I suspect many of us will agree that Adrienne’s solid, common-sense paper (pdf) articulates pretty much exactly what we’d like to see the next president do. I’m curious, though, what others think about the political tactics he or she should employ (assuming, that is, that he or she is a Democrat, and thus not actively hostile to everything we’re talking about).
There are two particular questions I’ve been mulling over quite a bit lately. First, how much should the administration pressure foreign governments to reform anti-woman laws? Here’s an example: I spent quite a bit of time in Uganda last year, where feminists were quite devastated over the failure of the Domestic Relations Bill, which would have, among other radical provisions, criminalized spousal rape. Many men considered this an outrageous curtailment of their freedom. The Monitor, a Ugandan newspaper, reported that “[l]aw enforcers, legal and health experts, however … think the law prescribing the offence of marital rape is discriminatory as it seems to target men alone.” A member of the Parliament’s legal affairs committee said the bill should address women’s denial of sex, arguing, “Refusing to have sex is the most violent thing a spouse can do.”
Uganda gets a lot of aid from the US, and has shown itself willing to change its policies to make the US government happy (witness abstinence-only, for example). Should the US government be pressuring other countries to pass domestic laws protecting women, even if those laws don’t have a popular base of support? I tend to think yes, even though it inevitably leads to howls about cultural imperialism. A similar questions come up with FGM, where in the past US pressure seems to have played quite an important role in getting bans passed, even in the face of cultural nationalist sentiment to the contrary.
Here’s the second question. We all know that the original, crudely Malthusian justification for global family planning programs has been disgraced and discredited, in no small part through Adrienne’s own pioneering work. The whole population explosion thesis came to see risible as the predicted food shortages and resource wars never manifested, at least on the scale that people like Paul Erlich predicted. Now, though, decades after the doomsayers envisioned, we are starting to see really serious effects of a rapidly growing (and developing) population — huge spikes in food prices, mushrooming megacities, disputes over diminishing agricultural land, etc. There is enormous international concern over the state of the environment.
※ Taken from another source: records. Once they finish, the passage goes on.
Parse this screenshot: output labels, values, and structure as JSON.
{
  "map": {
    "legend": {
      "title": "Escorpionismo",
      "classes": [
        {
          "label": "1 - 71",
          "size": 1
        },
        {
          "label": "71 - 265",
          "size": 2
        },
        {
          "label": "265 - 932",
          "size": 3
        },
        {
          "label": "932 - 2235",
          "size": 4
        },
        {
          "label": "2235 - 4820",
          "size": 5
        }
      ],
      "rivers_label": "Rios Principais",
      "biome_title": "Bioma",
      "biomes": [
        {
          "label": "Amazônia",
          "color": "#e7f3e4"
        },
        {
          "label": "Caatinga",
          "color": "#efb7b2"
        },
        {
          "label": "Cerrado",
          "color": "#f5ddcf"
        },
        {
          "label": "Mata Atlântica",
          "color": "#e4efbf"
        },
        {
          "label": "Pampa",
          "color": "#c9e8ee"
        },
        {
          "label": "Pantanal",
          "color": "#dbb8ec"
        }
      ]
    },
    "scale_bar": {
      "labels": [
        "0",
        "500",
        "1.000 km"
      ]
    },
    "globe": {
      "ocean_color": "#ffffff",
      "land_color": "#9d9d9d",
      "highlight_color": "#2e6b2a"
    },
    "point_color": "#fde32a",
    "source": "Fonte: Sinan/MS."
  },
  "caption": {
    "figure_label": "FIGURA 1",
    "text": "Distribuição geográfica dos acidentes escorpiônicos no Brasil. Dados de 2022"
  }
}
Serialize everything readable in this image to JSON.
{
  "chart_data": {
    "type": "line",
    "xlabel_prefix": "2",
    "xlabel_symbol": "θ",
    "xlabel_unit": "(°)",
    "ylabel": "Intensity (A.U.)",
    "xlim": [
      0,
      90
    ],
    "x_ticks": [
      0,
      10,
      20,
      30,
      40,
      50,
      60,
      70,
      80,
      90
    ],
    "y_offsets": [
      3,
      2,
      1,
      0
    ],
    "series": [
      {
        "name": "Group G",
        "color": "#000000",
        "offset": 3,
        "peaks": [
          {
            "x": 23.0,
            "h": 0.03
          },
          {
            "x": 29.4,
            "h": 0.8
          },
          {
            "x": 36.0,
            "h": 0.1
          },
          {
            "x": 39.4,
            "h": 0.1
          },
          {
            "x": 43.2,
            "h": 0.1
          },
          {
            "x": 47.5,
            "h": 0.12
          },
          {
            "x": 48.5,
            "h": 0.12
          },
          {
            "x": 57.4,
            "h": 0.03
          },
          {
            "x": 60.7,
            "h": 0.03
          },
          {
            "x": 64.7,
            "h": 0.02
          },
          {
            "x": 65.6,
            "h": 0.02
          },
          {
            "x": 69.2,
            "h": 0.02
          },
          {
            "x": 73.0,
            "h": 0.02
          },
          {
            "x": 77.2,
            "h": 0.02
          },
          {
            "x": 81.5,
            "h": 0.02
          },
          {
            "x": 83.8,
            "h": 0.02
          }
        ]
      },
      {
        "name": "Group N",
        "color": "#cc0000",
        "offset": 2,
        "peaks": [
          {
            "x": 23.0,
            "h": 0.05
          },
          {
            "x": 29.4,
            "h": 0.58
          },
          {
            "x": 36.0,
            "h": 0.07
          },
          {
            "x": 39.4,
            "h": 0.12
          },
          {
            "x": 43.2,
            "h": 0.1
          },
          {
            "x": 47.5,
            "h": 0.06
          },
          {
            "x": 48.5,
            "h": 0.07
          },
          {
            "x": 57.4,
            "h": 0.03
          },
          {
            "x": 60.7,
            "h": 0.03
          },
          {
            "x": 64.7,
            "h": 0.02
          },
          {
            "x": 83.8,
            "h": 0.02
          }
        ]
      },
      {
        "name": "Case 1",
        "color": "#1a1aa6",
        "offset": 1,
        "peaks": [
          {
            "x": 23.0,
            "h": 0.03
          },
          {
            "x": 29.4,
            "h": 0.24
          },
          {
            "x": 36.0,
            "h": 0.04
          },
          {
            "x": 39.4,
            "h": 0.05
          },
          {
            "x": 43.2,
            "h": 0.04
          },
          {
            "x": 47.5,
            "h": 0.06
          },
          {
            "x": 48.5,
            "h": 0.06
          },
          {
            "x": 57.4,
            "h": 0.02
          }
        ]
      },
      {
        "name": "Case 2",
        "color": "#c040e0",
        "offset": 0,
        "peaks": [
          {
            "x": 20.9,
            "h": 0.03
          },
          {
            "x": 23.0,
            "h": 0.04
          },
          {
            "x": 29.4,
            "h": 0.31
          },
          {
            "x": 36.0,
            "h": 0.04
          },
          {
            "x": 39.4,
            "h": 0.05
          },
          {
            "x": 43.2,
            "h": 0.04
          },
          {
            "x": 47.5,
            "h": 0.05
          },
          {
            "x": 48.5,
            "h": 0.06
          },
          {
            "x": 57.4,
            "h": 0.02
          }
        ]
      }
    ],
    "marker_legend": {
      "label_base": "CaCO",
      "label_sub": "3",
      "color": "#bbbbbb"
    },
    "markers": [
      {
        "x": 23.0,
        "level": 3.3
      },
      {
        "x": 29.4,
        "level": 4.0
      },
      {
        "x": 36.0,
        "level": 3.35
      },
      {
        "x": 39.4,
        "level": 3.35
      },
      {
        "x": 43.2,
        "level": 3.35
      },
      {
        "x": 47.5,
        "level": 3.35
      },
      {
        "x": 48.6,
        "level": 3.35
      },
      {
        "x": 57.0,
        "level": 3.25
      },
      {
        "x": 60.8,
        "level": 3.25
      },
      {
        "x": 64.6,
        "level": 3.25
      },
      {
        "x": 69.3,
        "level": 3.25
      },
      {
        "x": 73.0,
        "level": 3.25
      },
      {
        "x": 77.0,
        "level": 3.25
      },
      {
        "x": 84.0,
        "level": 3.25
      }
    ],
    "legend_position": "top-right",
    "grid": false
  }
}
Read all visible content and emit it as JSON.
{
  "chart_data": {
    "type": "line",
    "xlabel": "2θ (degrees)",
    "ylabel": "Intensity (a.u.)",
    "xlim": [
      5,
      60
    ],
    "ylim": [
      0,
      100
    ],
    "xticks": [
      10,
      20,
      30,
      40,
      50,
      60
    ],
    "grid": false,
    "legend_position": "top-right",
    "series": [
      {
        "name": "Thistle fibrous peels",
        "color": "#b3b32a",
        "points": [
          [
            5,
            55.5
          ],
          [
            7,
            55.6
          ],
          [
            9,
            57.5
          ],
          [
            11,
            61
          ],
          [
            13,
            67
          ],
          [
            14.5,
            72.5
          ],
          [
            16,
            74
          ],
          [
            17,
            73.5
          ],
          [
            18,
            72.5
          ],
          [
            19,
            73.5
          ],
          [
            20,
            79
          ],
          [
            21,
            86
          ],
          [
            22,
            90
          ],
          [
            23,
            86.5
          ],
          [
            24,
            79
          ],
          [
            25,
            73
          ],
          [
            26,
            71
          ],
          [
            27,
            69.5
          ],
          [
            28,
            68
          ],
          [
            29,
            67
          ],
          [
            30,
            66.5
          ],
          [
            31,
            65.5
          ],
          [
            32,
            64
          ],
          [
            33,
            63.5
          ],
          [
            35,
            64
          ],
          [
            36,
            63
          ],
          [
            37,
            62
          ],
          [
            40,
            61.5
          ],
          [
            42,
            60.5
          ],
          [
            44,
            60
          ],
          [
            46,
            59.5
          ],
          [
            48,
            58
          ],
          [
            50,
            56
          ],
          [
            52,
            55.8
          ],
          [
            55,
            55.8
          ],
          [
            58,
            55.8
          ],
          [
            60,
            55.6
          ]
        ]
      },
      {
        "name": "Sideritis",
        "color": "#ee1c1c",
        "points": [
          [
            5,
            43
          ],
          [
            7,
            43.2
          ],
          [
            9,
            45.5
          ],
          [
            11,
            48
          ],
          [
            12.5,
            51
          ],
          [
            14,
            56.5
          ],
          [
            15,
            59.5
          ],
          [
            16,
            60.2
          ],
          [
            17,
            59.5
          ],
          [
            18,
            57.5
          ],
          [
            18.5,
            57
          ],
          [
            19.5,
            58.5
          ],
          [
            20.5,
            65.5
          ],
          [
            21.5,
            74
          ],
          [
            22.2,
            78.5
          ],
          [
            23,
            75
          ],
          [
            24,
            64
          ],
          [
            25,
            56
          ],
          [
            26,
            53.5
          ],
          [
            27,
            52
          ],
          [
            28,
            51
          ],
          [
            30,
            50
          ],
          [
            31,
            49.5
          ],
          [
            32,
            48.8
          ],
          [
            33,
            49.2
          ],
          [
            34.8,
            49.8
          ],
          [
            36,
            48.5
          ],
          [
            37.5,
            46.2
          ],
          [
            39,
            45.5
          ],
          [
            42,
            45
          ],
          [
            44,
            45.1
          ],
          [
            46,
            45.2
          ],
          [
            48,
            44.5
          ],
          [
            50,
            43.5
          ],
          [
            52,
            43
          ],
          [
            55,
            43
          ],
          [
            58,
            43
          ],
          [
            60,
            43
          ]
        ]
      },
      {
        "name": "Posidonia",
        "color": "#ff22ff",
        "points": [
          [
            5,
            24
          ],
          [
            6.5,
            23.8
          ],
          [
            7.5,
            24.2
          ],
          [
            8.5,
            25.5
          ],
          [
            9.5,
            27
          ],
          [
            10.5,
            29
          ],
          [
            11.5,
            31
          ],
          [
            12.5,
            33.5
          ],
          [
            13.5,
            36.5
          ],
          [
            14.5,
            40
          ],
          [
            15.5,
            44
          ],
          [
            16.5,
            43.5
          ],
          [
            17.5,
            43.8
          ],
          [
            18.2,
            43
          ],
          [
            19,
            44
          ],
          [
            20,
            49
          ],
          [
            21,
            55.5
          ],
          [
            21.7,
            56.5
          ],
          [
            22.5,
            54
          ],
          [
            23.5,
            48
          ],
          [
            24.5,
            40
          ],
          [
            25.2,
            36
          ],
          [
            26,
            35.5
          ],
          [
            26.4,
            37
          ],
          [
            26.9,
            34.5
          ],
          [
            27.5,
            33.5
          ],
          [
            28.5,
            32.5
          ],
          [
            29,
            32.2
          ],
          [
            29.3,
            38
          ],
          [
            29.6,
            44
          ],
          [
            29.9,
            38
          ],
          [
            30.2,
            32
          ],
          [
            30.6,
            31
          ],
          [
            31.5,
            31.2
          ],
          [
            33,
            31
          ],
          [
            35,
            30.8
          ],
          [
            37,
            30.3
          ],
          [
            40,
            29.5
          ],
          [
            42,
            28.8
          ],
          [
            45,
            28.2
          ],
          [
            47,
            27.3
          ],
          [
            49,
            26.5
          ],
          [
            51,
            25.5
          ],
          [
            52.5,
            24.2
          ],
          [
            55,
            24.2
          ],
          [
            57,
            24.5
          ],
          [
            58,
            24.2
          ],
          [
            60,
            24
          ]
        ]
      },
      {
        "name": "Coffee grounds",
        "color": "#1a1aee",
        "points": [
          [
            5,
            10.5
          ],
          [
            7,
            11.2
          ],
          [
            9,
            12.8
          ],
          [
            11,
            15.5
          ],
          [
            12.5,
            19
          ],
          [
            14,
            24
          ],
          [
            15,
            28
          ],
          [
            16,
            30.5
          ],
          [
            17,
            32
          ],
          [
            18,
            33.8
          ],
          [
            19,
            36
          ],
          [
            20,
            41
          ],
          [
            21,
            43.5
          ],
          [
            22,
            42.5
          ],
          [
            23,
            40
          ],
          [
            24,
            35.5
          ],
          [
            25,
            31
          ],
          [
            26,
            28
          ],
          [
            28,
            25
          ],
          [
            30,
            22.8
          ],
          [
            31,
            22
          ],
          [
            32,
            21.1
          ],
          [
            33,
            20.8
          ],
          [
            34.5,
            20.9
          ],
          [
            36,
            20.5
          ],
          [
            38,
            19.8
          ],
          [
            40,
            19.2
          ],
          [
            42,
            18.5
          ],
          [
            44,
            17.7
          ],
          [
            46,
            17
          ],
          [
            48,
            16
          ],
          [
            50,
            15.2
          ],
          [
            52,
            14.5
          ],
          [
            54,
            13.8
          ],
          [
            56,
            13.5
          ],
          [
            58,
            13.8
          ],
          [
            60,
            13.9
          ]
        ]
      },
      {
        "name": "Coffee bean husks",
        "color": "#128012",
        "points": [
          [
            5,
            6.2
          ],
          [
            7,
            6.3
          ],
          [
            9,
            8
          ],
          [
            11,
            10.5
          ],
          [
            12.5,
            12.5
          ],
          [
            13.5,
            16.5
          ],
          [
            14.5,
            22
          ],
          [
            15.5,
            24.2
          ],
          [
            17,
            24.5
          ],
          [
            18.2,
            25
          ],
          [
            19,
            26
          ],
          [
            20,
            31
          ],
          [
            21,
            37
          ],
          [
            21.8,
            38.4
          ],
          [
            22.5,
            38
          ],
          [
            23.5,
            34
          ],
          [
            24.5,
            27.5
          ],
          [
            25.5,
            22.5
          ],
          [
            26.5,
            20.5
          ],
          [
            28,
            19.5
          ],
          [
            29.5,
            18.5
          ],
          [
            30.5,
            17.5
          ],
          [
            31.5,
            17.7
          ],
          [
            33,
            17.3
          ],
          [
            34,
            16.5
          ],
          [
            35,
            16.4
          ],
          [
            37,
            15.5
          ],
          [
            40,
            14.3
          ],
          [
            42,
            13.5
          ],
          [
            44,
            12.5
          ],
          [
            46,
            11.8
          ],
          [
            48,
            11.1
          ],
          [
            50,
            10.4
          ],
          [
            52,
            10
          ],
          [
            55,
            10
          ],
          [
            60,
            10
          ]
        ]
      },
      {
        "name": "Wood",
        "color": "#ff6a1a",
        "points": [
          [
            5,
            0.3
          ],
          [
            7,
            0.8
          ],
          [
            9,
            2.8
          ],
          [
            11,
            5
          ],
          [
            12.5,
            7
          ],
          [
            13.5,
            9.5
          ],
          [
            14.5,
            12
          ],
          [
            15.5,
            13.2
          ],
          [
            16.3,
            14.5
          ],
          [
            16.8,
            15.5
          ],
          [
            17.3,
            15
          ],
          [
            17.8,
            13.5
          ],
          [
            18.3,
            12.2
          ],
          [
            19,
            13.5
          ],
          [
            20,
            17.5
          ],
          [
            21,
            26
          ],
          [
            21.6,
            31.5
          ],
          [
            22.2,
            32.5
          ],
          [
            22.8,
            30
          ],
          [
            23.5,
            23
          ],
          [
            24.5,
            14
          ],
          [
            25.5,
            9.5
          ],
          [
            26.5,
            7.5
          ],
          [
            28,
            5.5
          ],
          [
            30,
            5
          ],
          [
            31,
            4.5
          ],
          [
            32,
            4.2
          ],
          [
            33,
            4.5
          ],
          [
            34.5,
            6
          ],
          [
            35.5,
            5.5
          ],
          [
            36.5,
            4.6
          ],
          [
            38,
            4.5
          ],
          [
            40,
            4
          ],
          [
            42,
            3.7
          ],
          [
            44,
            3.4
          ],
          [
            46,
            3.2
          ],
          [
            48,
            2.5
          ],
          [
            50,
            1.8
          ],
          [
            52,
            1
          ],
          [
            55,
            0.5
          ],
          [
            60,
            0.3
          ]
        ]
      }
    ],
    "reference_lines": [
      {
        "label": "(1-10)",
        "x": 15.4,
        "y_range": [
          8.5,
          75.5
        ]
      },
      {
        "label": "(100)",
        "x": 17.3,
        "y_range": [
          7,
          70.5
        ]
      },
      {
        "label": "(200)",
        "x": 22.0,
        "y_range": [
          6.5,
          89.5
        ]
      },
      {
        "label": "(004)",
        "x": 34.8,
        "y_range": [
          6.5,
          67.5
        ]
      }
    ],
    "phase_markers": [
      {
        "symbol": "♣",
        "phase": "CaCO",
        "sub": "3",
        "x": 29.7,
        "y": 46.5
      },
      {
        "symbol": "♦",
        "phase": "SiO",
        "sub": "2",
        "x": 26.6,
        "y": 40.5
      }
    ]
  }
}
My question is this: should US policymakers, and the women’s movement, try and leverage that to garner more support for reproductive health and women’s empowerment programs? Is it time to break the taboo against making demographic arguments? I don’t mean this as a rhetorical question — I’m asking because I really don’t know and am curious to hear what others think.
Steve Sinding, former head of IPPF (among lots of other things), has argued that when the dominant paradigm of population control, with its environmental and national security rationale, gave way to women’s rights, donors and the public lost interest. I’ve heard arguments for and against this position and am not sure who is right. I do wonder, though, whether a new administration might be better able to effect a massive increase in aid for reproductive health as part of a wide-ranging environmental initiative, because elite opinion evinces an urgency about the environment that’s unfortunately unmatched by its concern over women’s rights.